I went to Humboldt State University to decide on what I would do with my life and was told that marine biology would probably not be fruitful. But I was stuck on working on invertebrates and nearly decided on a career of either Entomology or Parasitology. I had an internship working at Monterey Bay Aquarium in the Interpretive Programs Office. During the program I was introduced to many species of sea stars (aka starfish or asteroids) that I had never seen before. Pteraster tesselatus! Poraniopsis! Hippasteria! Brisingids!! Strange beasts! Living Monsters! Aliens among us!
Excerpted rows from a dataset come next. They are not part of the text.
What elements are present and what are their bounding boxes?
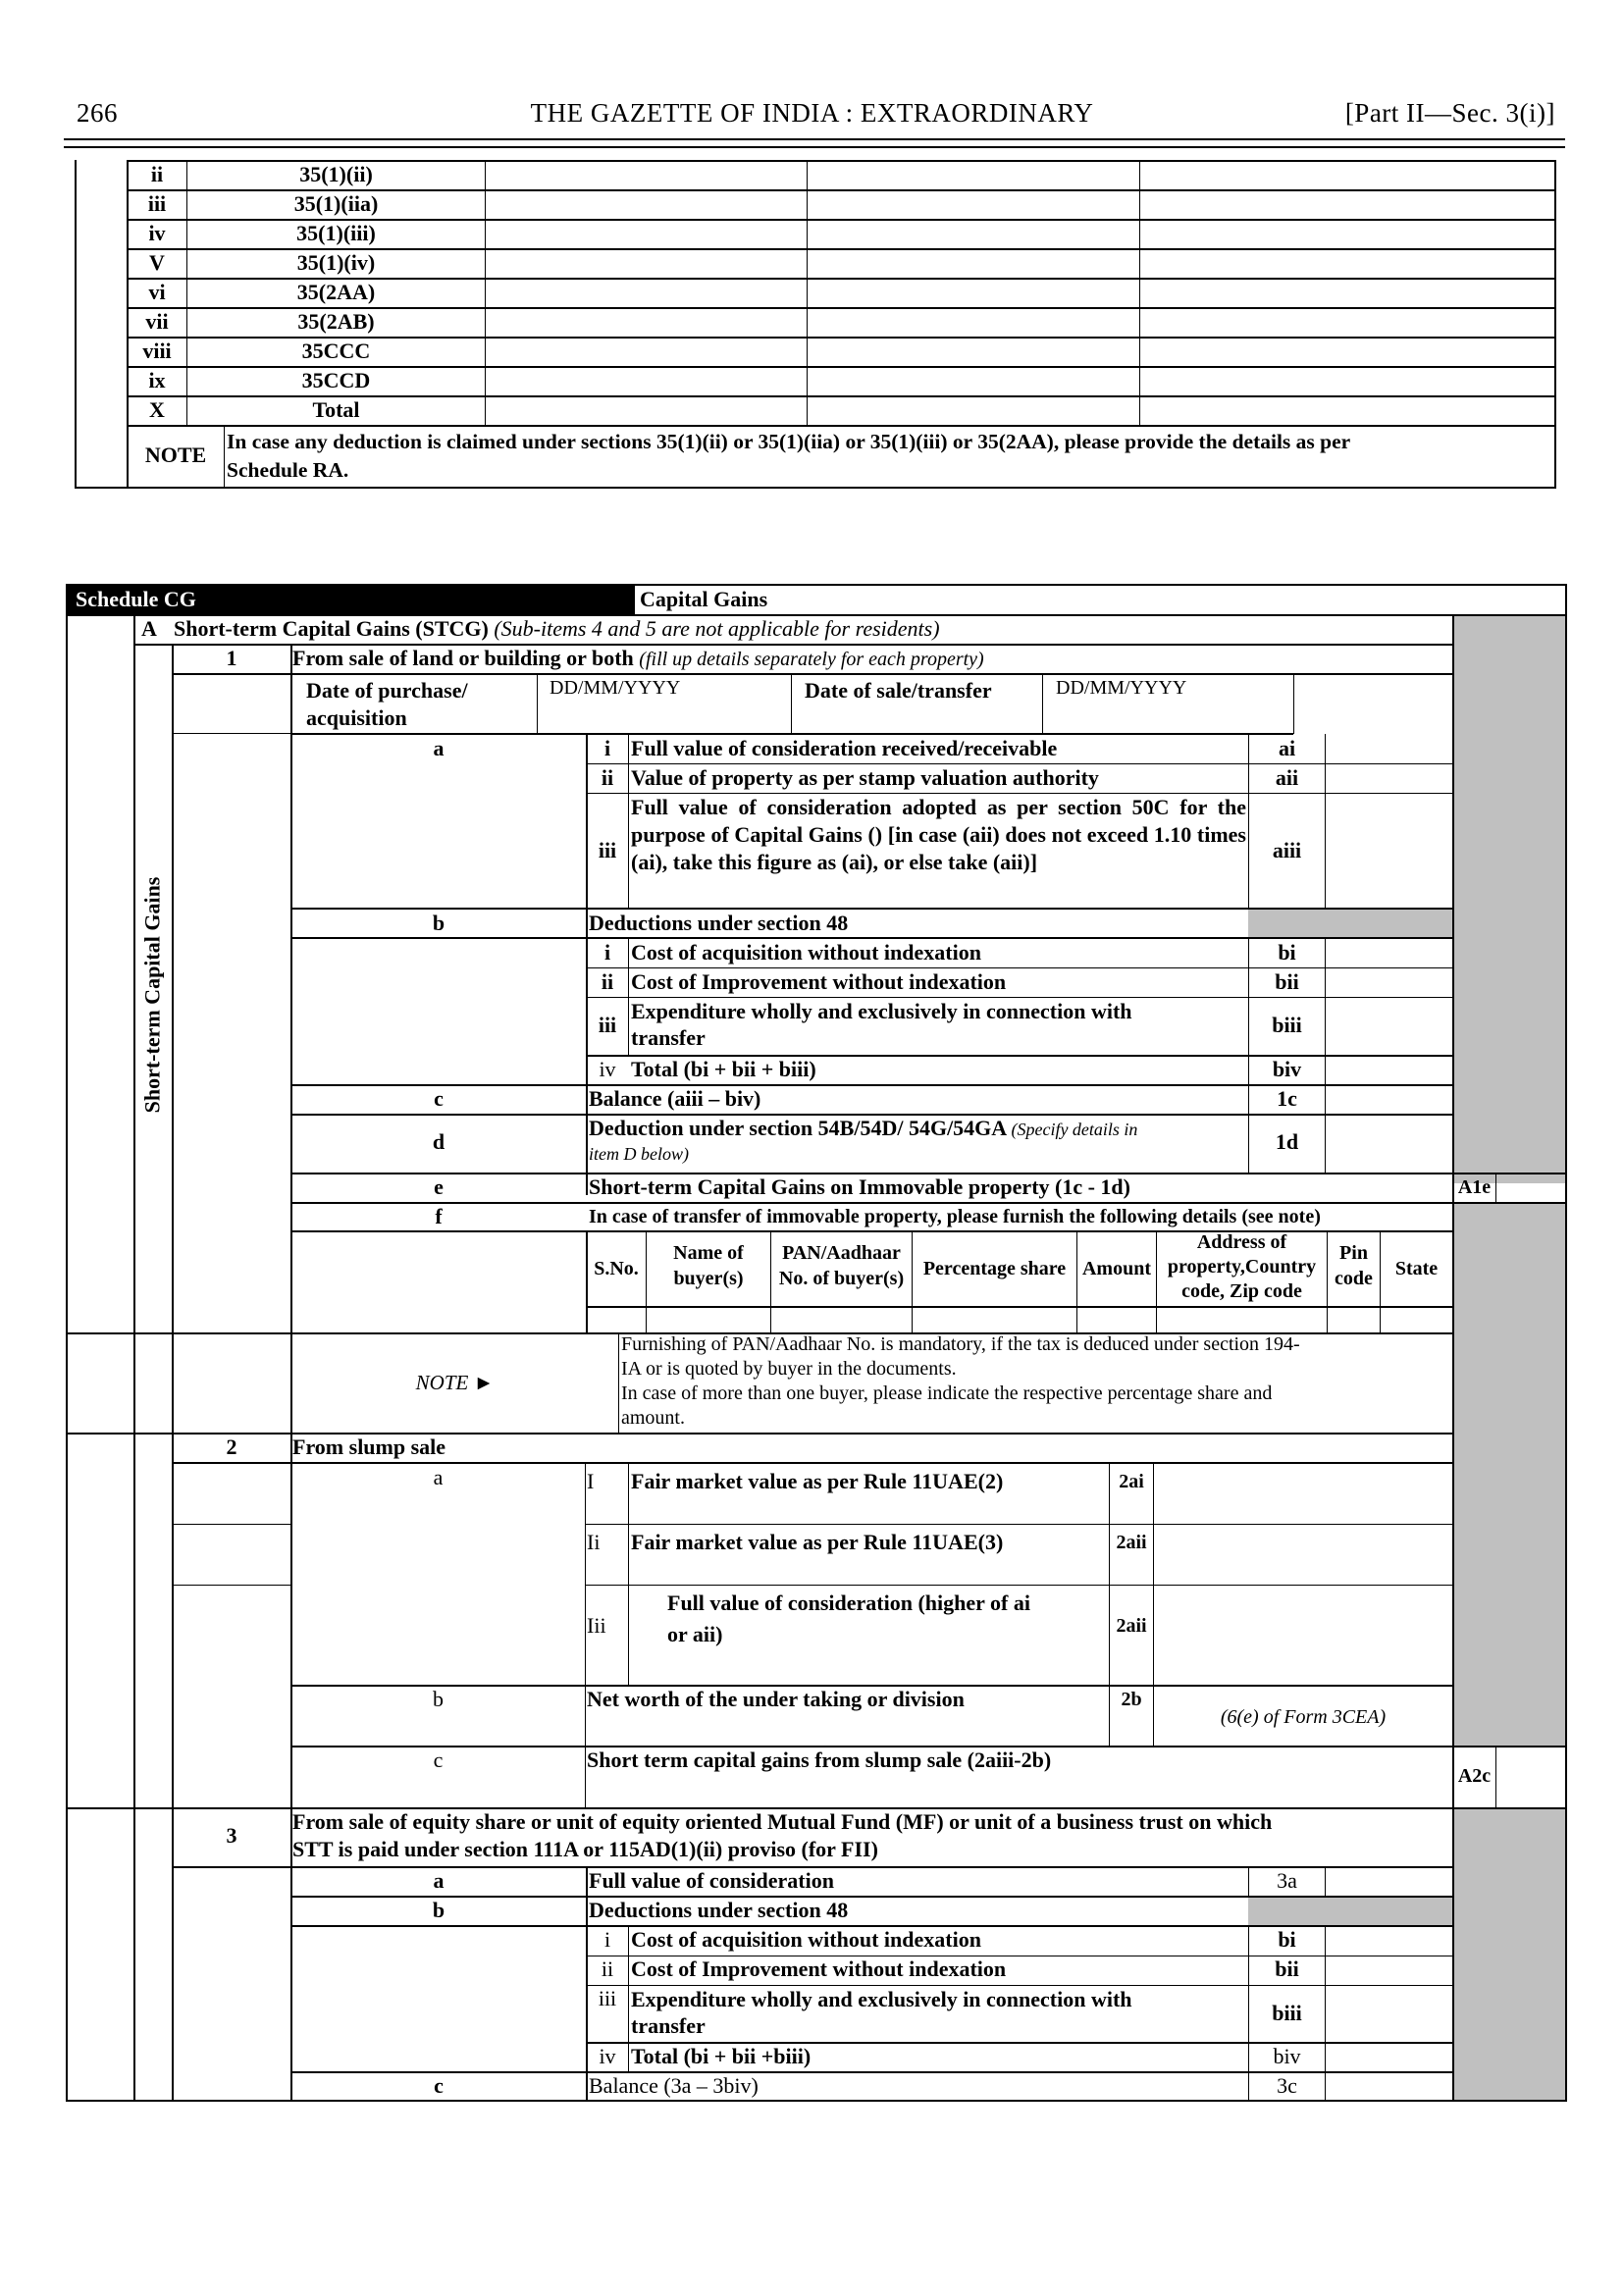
item1-d-label: Deduction under section 54B/54D/ 54G/54GA (Specify details in [589, 1116, 1138, 1140]
col-pin-1: Pin [1339, 1242, 1368, 1264]
row-section: 35(1)(iii) [296, 221, 376, 245]
col-address-3: code, Zip code [1181, 1280, 1302, 1302]
item2-a-i-code: 2ai [1119, 1471, 1144, 1492]
item1-b-iv-code: biv [1272, 1057, 1302, 1081]
note-text-line2: Schedule RA. [227, 458, 349, 482]
item1-b-iii-input[interactable] [1327, 998, 1450, 1053]
item3-b-label: Deductions under section 48 [589, 1898, 849, 1922]
item1-d-letter: d [432, 1129, 445, 1154]
item1-a-letter: a [433, 736, 445, 760]
item3-a-input[interactable] [1327, 1868, 1450, 1896]
item1-d-hint-2: item D below) [589, 1144, 689, 1164]
item1-e-input[interactable] [1497, 1174, 1564, 1202]
note-line-2: IA or is quoted by buyer in the documents. [621, 1358, 957, 1380]
item3-c-label: Balance (3a – 3biv) [589, 2073, 759, 2098]
item2-a-iii-label-1: Full value of consideration (higher of ai [667, 1591, 1030, 1615]
item2-a-ii-code: 2aii [1116, 1532, 1147, 1553]
item1-e-letter: e [434, 1174, 444, 1199]
row-number: vii [145, 309, 169, 334]
item1-f-label: In case of transfer of immovable property, please furnish the following details (see note) [589, 1206, 1321, 1227]
note-line-1: Furnishing of PAN/Aadhaar No. is mandatory, if the tax is deduced under section 194- [621, 1333, 1300, 1355]
item1-e-code: A1e [1457, 1176, 1492, 1198]
item2-a-i-label: Fair market value as per Rule 11UAE(2) [631, 1469, 1004, 1493]
item2-b-code: 2b [1121, 1689, 1142, 1710]
item3-c-letter: c [434, 2073, 444, 2098]
item2-a-ii-input[interactable] [1155, 1526, 1451, 1585]
item3-b-i-input[interactable] [1327, 1927, 1450, 1955]
note-label: NOTE ► [415, 1371, 495, 1394]
col-pan-2: No. of buyer(s) [778, 1268, 905, 1289]
item2-number: 2 [226, 1434, 237, 1459]
item2-c-label: Short term capital gains from slump sale (2aiii-2b) [587, 1747, 1052, 1772]
item3-a-label: Full value of consideration [589, 1868, 834, 1893]
col-pan-1: PAN/Aadhaar [782, 1242, 901, 1264]
item1-e-label: Short-term Capital Gains on Immovable property (1c - 1d) [589, 1174, 1130, 1199]
item3-b-iv-input[interactable] [1327, 2044, 1450, 2070]
col-pin-2: code [1335, 1268, 1373, 1289]
item2-a-i-roman: I [587, 1469, 595, 1493]
item2-a-i-input[interactable] [1155, 1464, 1451, 1523]
buyer-address-input[interactable] [1158, 1308, 1326, 1331]
date-purchase-label-1: Date of purchase/ [306, 678, 468, 703]
item1-b-iv-label: Total (bi + bii + biii) [631, 1057, 816, 1081]
col-amount: Amount [1081, 1258, 1151, 1279]
shaded-cell [1248, 1897, 1452, 1926]
header-rule-bottom [64, 146, 1565, 148]
item1-a-iii-code: aiii [1272, 838, 1302, 862]
col-name-2: buyer(s) [673, 1268, 744, 1289]
section-a-subtitle: (Sub-items 4 and 5 are not applicable for residents) [494, 616, 940, 641]
item1-b-i-input[interactable] [1327, 939, 1450, 966]
item1-b-ii-code: bii [1275, 969, 1299, 994]
item1-b-i-code: bi [1278, 940, 1296, 965]
date-sale-label: Date of sale/transfer [805, 678, 992, 703]
item2-c-letter: c [433, 1747, 444, 1772]
row-section: Total [312, 397, 360, 422]
item2-a-ii-label: Fair market value as per Rule 11UAE(3) [631, 1530, 1004, 1554]
item3-b-ii-code: bii [1275, 1956, 1299, 1981]
row-number: iii [147, 191, 167, 216]
item1-b-i-label: Cost of acquisition without indexation [631, 940, 981, 965]
item2-c-code: A2c [1457, 1765, 1492, 1787]
item1-a-i-input[interactable] [1327, 735, 1450, 762]
item3-a-code: 3a [1277, 1868, 1297, 1893]
col-percentage: Percentage share [922, 1258, 1067, 1279]
item2-title: From slump sale [292, 1434, 446, 1459]
row-section: 35(1)(iv) [296, 250, 376, 275]
section-a-letter: A [141, 616, 157, 641]
schedule-label: Schedule CG [76, 587, 196, 611]
col-address-1: Address of [1196, 1231, 1287, 1253]
item1-b-i-roman: i [603, 940, 611, 965]
item3-b-letter: b [432, 1898, 445, 1922]
item1-subtitle: (fill up details separately for each property) [639, 649, 984, 670]
buyer-sno-input[interactable] [588, 1308, 645, 1331]
header-rule-top [64, 138, 1565, 140]
item2-b-label: Net worth of the under taking or division [587, 1687, 965, 1711]
note-label: NOTE [144, 443, 207, 467]
buyer-name-input[interactable] [648, 1308, 769, 1331]
date-sale-input[interactable]: DD/MM/YYYY [1056, 677, 1187, 699]
item1-c-input[interactable] [1327, 1085, 1450, 1113]
item1-title: From sale of land or building or both (fill up details separately for each property) [292, 646, 984, 670]
row-number: vi [148, 280, 166, 304]
item3-b-ii-roman: ii [601, 1956, 614, 1981]
item1-c-code: 1c [1277, 1086, 1297, 1111]
page-number: 266 [77, 98, 118, 128]
item2-a-iii-code: 2aii [1116, 1615, 1147, 1637]
gazette-title: THE GAZETTE OF INDIA : EXTRAORDINARY [530, 98, 1094, 128]
buyer-percentage-input[interactable] [914, 1308, 1075, 1331]
item3-b-iv-label: Total (bi + bii +biii) [631, 2044, 812, 2068]
item1-b-iii-code: biii [1272, 1013, 1302, 1037]
buyer-amount-input[interactable] [1078, 1308, 1155, 1331]
row-section: 35(2AA) [296, 280, 376, 304]
item1-a-iii-roman: iii [598, 838, 617, 862]
col-sno: S.No. [594, 1258, 639, 1279]
item1-f-letter: f [435, 1204, 443, 1228]
item1-b-iii-label-1: Expenditure wholly and exclusively in connection with [631, 999, 1132, 1023]
item1-b-ii-label: Cost of Improvement without indexation [631, 969, 1007, 994]
item1-a-i-label: Full value of consideration received/receivable [631, 736, 1058, 760]
date-purchase-label-2: acquisition [306, 705, 407, 730]
item1-b-iii-roman: iii [598, 1013, 617, 1037]
item1-a-iii-label: Full value of consideration adopted as per section 50C for the purpose of Capital Gains () [in case (aii) does not exceed 1.10 times (ai), take this figure as (ai), or else take (aii)] [631, 795, 1246, 874]
row-number: iv [148, 221, 166, 245]
item2-a-letter: a [433, 1465, 444, 1489]
item3-b-iii-roman: iii [598, 1986, 617, 2010]
item3-b-iii-input[interactable] [1327, 1986, 1450, 2041]
item1-a-ii-input[interactable] [1327, 764, 1450, 792]
item1-d-code: 1d [1275, 1129, 1299, 1154]
item1-b-iv-input[interactable] [1327, 1056, 1450, 1083]
buyer-pin-input[interactable] [1329, 1308, 1379, 1331]
item1-a-i-code: ai [1278, 736, 1296, 760]
item1-c-label: Balance (aiii – biv) [589, 1086, 761, 1111]
row-section: 35CCC [301, 339, 371, 363]
row-number: viii [142, 339, 172, 363]
item3-b-iii-label-1: Expenditure wholly and exclusively in connection with [631, 1987, 1132, 2011]
item3-number: 3 [226, 1823, 237, 1848]
item1-a-ii-roman: ii [601, 765, 614, 790]
part-section-label: [Part II—Sec. 3(i)] [1344, 98, 1555, 128]
col-state: State [1394, 1258, 1439, 1279]
item1-d-hint-1: (Specify details in [1011, 1120, 1138, 1139]
item1-b-ii-roman: ii [601, 969, 614, 994]
shaded-column [1452, 1808, 1566, 2101]
item2-a-iii-label-2: or aii) [667, 1622, 723, 1646]
section-a-title: Short-term Capital Gains (STCG) (Sub-items 4 and 5 are not applicable for residents) [174, 616, 940, 641]
item1-a-iii-input[interactable] [1327, 795, 1450, 907]
shaded-column [1452, 614, 1566, 1183]
item3-b-ii-label: Cost of Improvement without indexation [631, 1956, 1007, 1981]
item3-b-iii-code: biii [1272, 2001, 1302, 2025]
item1-b-iii-label-2: transfer [631, 1025, 706, 1050]
item1-a-i-roman: i [603, 736, 611, 760]
item3-b-iii-label-2: transfer [631, 2013, 706, 2038]
item3-b-i-roman: i [603, 1927, 611, 1952]
short-term-capital-gains-side-label: Short-term Capital Gains [139, 876, 165, 1114]
item3-b-i-label: Cost of acquisition without indexation [631, 1927, 981, 1952]
item1-b-label: Deductions under section 48 [589, 911, 849, 935]
shaded-column [1452, 1203, 1566, 1747]
buyer-pan-input[interactable] [772, 1308, 911, 1331]
item1-b-letter: b [432, 911, 445, 935]
item3-a-letter: a [433, 1868, 445, 1893]
item2-a-iii-input[interactable] [1155, 1587, 1451, 1685]
col-address-2: property,Country [1167, 1256, 1317, 1278]
item3-title-1: From sale of equity share or unit of equity oriented Mutual Fund (MF) or unit of a business trust on which [292, 1809, 1273, 1834]
item3-c-input[interactable] [1327, 2073, 1450, 2099]
item2-a-iii-roman: Iii [587, 1613, 606, 1638]
note-text-line1: In case any deduction is claimed under sections 35(1)(ii) or 35(1)(iia) or 35(1)(iii) or 35(2AA), please provide the details as per [227, 430, 1351, 453]
note-line-3: In case of more than one buyer, please indicate the respective percentage share and [621, 1382, 1273, 1404]
item1-a-ii-code: aii [1275, 765, 1299, 790]
shaded-cell [1248, 909, 1452, 938]
buyer-state-input[interactable] [1382, 1308, 1451, 1331]
item1-d-input[interactable] [1327, 1116, 1450, 1171]
item2-a-ii-roman: Ii [587, 1530, 601, 1554]
item3-b-ii-input[interactable] [1327, 1956, 1450, 1984]
row-section: 35(1)(ii) [299, 162, 373, 186]
item2-b-hint: (6(e) of Form 3CEA) [1220, 1706, 1387, 1728]
item2-c-input[interactable] [1497, 1747, 1564, 1806]
row-section: 35(1)(iia) [293, 191, 379, 216]
row-section: 35CCD [301, 368, 371, 392]
item3-c-code: 3c [1277, 2073, 1297, 2098]
item3-title-2: STT is paid under section 111A or 115AD(1)(ii) proviso (for FII) [292, 1837, 878, 1861]
schedule-title: Capital Gains [640, 587, 768, 611]
item1-number: 1 [226, 646, 237, 670]
row-number: X [149, 397, 165, 422]
item1-b-ii-input[interactable] [1327, 968, 1450, 996]
date-purchase-input[interactable]: DD/MM/YYYY [550, 677, 681, 699]
item3-b-i-code: bi [1278, 1927, 1296, 1952]
item3-b-iv-roman: iv [599, 2044, 616, 2068]
item1-a-ii-label: Value of property as per stamp valuation authority [631, 765, 1099, 790]
col-name-1: Name of [673, 1242, 744, 1264]
item2-b-letter: b [433, 1687, 444, 1711]
note-line-4: amount. [621, 1407, 685, 1429]
item1-c-letter: c [434, 1086, 444, 1111]
item3-b-iv-code: biv [1273, 2044, 1301, 2068]
row-number: V [149, 250, 165, 275]
row-number: ii [150, 162, 164, 186]
row-number: ix [148, 368, 166, 392]
row-section: 35(2AB) [297, 309, 375, 334]
item1-b-iv-roman: iv [599, 1057, 616, 1081]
My interest continued onto grad school at San Francisco State University and research at the California Academy of Sciences, followed by my PhD at the very distant University of Illinois in Champaign-Illinois, where I got a degree in GEOLOGY of all things! I studied marine animals far away from my ocean!
Since I started my degree I've seen fantastic things from submersibles at the bottom of the Atlantic and Pacific Oceans, from ships in the Antarctic and secrets of starfishes from deep vaults in the museums of Paris. As a student, I could never have believed I would ever be studying starfishes at the Smithsonian. I've had no regrets since....."

Chris Mah's website: http://invertebrates.si.edu/mah.htm

NEXT UP! MARINE BIOLOGISTS!!

1 comment:

Anonymous said...

It's a small, small, world! I found this blog while trying to find information on cyclocystoids.

I was interested in the cyclos after Dr. Ettensohn showed me a remarkable assemblage that had been collected, locally.